A Solvable Model of Neural Scaling Laws
Alexander Maloney, Daniel A. Roberts, James Sully
TL;DR
This work proposes a solvable theory for neural scaling laws by coupling a latent-space data-generating process with a nonlinear random-feature map and solving the resulting generalized linear regression problem using planar random-matrix theory. The analysis shows that power-law test-loss scaling emerges when the effective spectrum of the data representation follows a heavy-tailed, power-law form and when neither data nor parameter resources bottlenecks the other. Key insights include how nonlinear feature maps extend the spectral bulk, the critical role of the latent-space dimension M, and the equiparameterization regime as optimal under regularization; breakdowns occur when M is not the largest scale. The framework also clarifies limitations of the data model, connects to prior RMT approaches, and suggests directions for incorporating representation learning and more complex (quadratic) models to capture broader scaling phenomena.
Abstract
Large language models with a huge number of parameters, when trained on near internet-sized number of tokens, have been empirically shown to obey neural scaling laws: specifically, their performance behaves predictably as a power law in either parameters or dataset size until bottlenecked by the other resource.

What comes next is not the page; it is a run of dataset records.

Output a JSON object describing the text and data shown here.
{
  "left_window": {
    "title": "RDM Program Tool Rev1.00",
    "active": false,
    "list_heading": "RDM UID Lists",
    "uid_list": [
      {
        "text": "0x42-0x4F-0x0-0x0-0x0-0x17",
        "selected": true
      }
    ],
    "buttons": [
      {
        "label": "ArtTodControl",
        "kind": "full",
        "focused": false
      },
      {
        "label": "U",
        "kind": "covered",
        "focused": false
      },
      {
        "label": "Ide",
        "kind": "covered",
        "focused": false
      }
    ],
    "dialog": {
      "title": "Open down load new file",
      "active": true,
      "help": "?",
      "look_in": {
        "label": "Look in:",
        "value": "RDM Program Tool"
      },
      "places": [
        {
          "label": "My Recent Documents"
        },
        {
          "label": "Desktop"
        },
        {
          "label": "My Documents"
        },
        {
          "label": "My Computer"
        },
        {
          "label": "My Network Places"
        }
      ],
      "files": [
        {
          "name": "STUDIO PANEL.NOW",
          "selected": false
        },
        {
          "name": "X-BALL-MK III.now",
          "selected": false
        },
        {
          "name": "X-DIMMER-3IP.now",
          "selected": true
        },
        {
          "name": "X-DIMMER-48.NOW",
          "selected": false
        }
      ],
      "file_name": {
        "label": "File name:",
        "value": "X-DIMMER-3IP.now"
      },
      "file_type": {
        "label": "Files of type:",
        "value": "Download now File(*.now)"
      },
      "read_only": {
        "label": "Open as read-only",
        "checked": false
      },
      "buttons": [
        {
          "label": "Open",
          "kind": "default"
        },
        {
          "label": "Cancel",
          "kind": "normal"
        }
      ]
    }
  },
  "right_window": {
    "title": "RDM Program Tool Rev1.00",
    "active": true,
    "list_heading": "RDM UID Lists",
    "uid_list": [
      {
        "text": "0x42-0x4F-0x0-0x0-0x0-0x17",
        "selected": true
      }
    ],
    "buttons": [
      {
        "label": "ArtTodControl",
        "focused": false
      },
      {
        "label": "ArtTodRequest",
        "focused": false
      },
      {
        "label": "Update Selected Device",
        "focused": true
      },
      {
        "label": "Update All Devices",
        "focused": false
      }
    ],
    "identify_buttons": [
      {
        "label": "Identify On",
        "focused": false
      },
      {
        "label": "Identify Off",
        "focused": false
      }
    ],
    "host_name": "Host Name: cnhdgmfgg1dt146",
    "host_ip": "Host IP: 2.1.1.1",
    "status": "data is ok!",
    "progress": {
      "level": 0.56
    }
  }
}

To understand this better, we first identify the necessary properties allowing such scaling laws to arise and then propose a statistical model -- a joint generative data model and random feature model -- that captures this neural scaling phenomenology. By solving this model in the dual limit of large training set size and large number of parameters, we gain insight into (i) the statistical structure of datasets and tasks that lead to scaling laws, (ii) the way nonlinear feature maps, such as those provided by neural networks, enable scaling laws when trained on these datasets, (iii) the optimality of the equiparameterization scaling of training sets and parameters, and (iv) whether such scaling laws can break down and how they behave when they do. Key findings are the manner in which the power laws that occur in the statistics of natural datasets are extended by nonlinear random feature maps and then translated into power-law scalings of the test loss and how the finite extent of the data's spectral power law causes the model's performance to plateau.